The following core integrations are documented, with usage examples in the linked vignettes:

R parallel   Provides an alternative communications backend for R, implementing a new parallel cluster type, a feature request by R-Core at R Project Sprint 2023. ‘miraiCluster’ may also be used with foreach via doParallel.

promises   Implements the next generation of completely event-driven, non-polling promises. ‘mirai’ may be used interchageably with ‘promises’, including with the promise pipe %...>%.

Shiny   Asynchronous parallel / distributed backend, supporting the next level of responsiveness and scalability within Shiny, with native support for ExtendedTask.

Plumber   Asynchronous parallel / distributed backend for scaling Plumber applications in production.

Arrow   Allows queries using the Apache Arrow format to be handled seamlessly over ADBC database connections hosted in background processes.

torch   Allows Torch tensors and complex objects such as models and optimizers to be used seamlessly across parallel processes.

Powering Crew and Targets High Performance Computing

targets   Targets, a Make-like pipeline tool for statistics and data science, has integrated and adopted crew as its default high-performance computing backend.

crew   Crew is a distributed worker-launcher extending mirai to different distributed computing platforms, from traditional clusters to cloud services.

crew.cluster   crew.cluster enables mirai-based workflows on traditional high-performance computing clusters using LFS, PBS/TORQUE, SGE and Slurm.

crew.aws.batch   crew.aws.batch extends mirai to cloud computing using AWS Batch.

Thanks

We would like to thank in particular:

Will Landau for being instrumental in shaping development of the package, from initiating the original request for persistent daemons, through to orchestrating robustness testing for the high performance computing requirements of crew and targets.

Joe Cheng for integrating the promises method to work seamlessly within Shiny, and prototyping event-driven promises.

Luke Tierney of R Core, for discussion on L’Ecuyer-CMRG streams to ensure statistical independence in parallel processing, and making it possible for mirai to be the first ‘alternative communications backend for R’.

Henrik Bengtsson for valuable insights leading to the interface accepting broader usage patterns.

Daniel Falbel for discussion around an efficient solution to serialization and transmission of torch tensors.

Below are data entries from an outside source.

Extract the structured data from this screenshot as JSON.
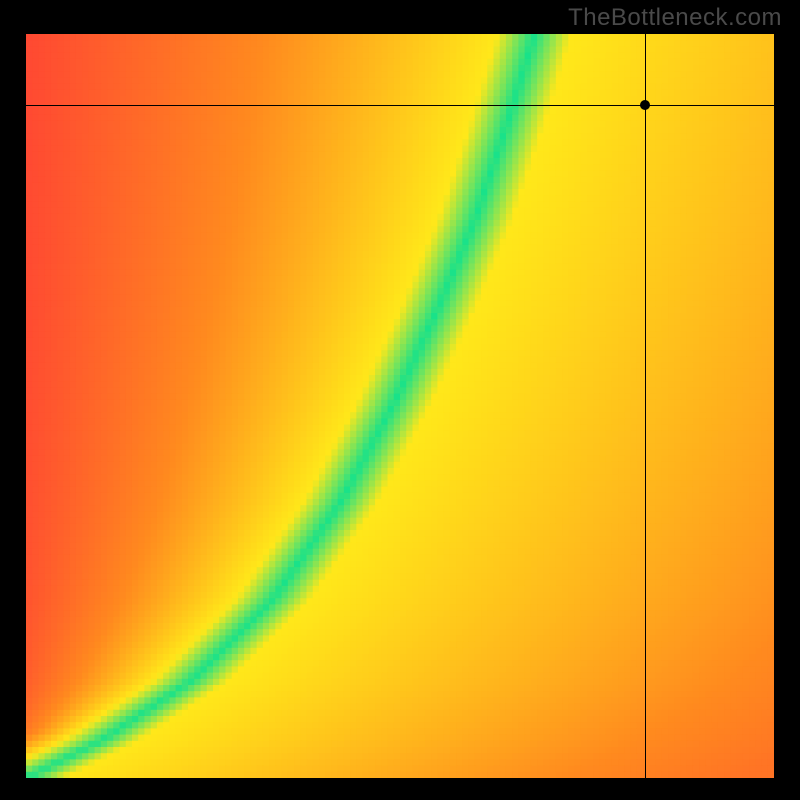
{
  "watermark": "TheBottleneck.com",
  "chart_data": {
    "type": "heatmap",
    "title": "",
    "xlabel": "",
    "ylabel": "",
    "xlim": [
      0,
      1
    ],
    "ylim": [
      0,
      1
    ],
    "grid_resolution": 120,
    "color_scale_note": "values 0→1 map red→orange→yellow→green (green = optimal / no bottleneck)",
    "ridge_note": "green optimal ridge is a curve from bottom-left to upper-middle; right of ridge fades yellow→orange, left fades yellow→red",
    "ridge_samples": [
      {
        "x": 0.0,
        "y": 0.0
      },
      {
        "x": 0.1,
        "y": 0.05
      },
      {
        "x": 0.22,
        "y": 0.13
      },
      {
        "x": 0.33,
        "y": 0.24
      },
      {
        "x": 0.42,
        "y": 0.37
      },
      {
        "x": 0.49,
        "y": 0.5
      },
      {
        "x": 0.55,
        "y": 0.63
      },
      {
        "x": 0.6,
        "y": 0.75
      },
      {
        "x": 0.64,
        "y": 0.87
      },
      {
        "x": 0.68,
        "y": 1.0
      }
    ],
    "ridge_half_width": 0.05,
    "marker": {
      "x": 0.827,
      "y": 0.905
    },
    "crosshair": {
      "x": 0.827,
      "y": 0.905
    },
    "colors": {
      "red": "#ff2a3c",
      "orange": "#ff8a1f",
      "yellow": "#ffe81a",
      "green": "#19e28a"
    }
  }
}
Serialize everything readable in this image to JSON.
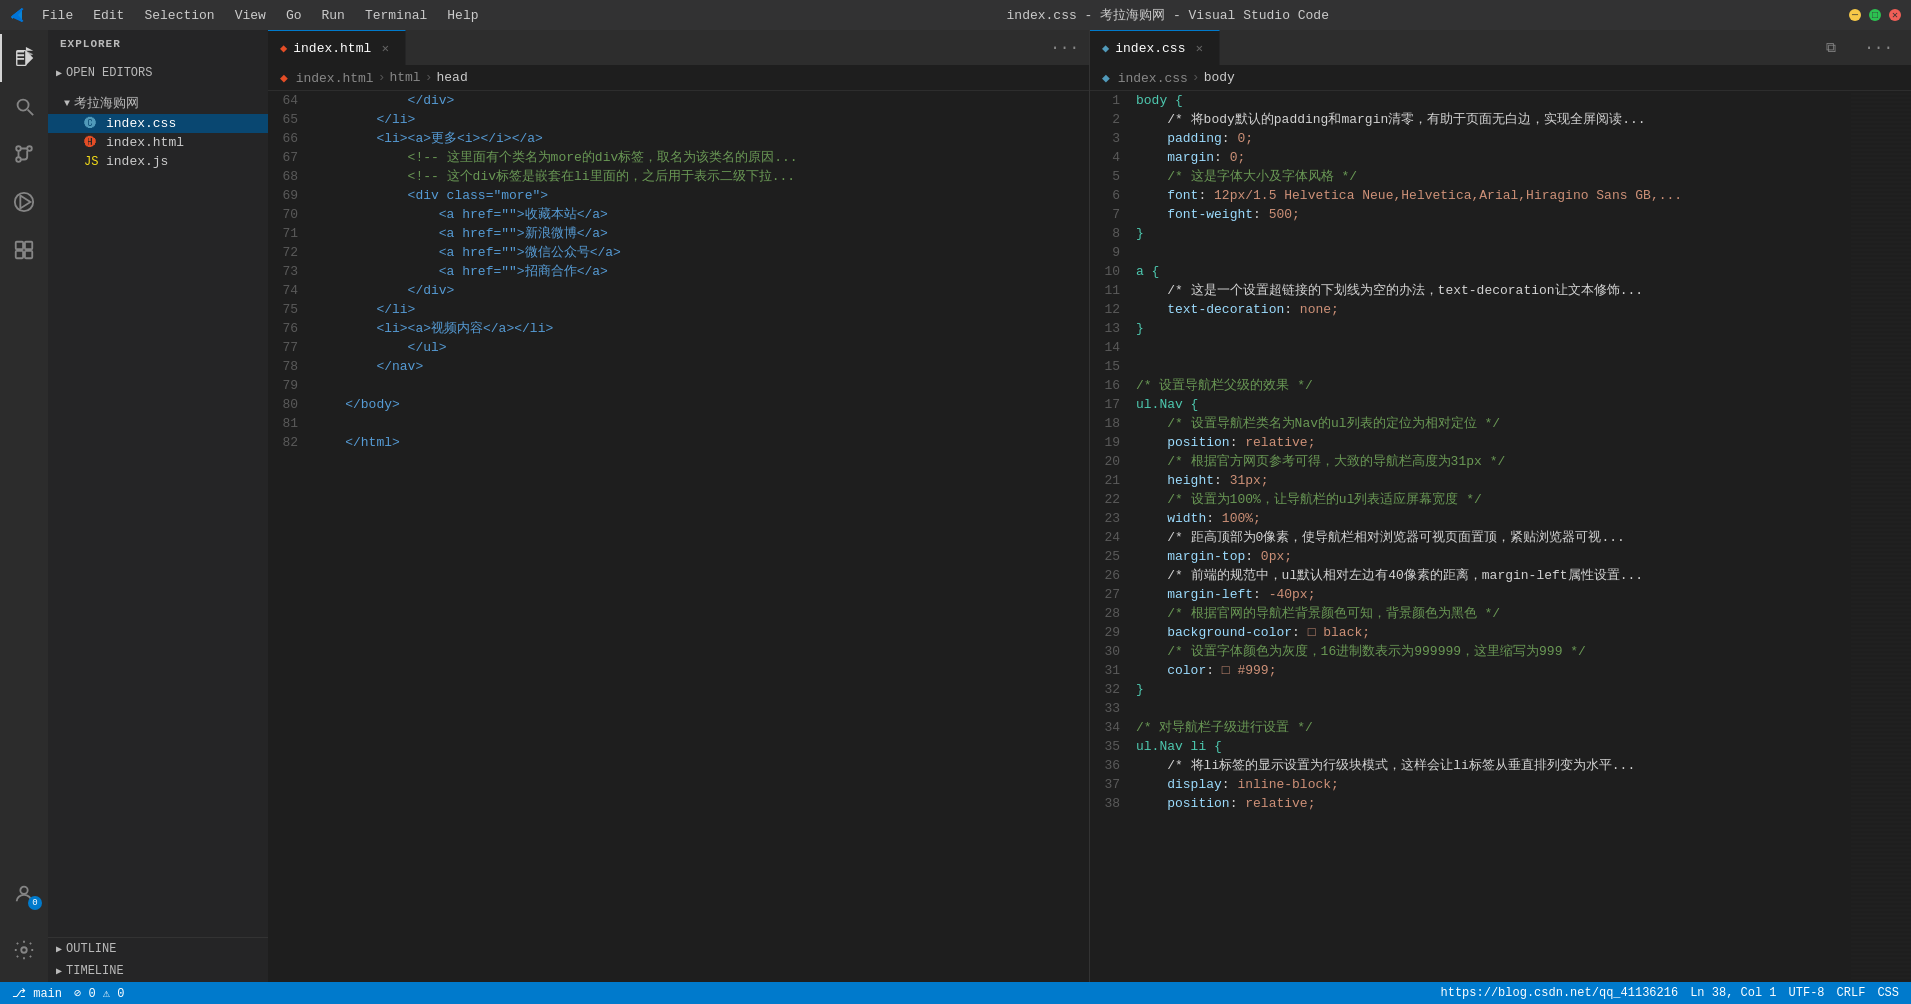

Kirill Müller for discussion on using ‘daemons’ to host Arrow database connections.

R Consortium  for funding work on the TLS implementation in nanonext, used to provide secure connections in mirai.

Installation

Install the latest release from CRAN:

install.packages("mirai")

The current development version is available from R-universe:

install.packages("mirai", repos = "https://shikokuchuo.r-universe.dev")

Links & References

◈ mirai R package: https://shikokuchuo.net/mirai/
◈ nanonext R package: https://shikokuchuo.net/nanonext/

mirai is listed in CRAN High Performance Computing Task View:
https://cran.r-project.org/view=HighPerformanceComputing

Please note that this project is released with a Contributor Code of Conduct. By participating in this project you agree to abide by its terms.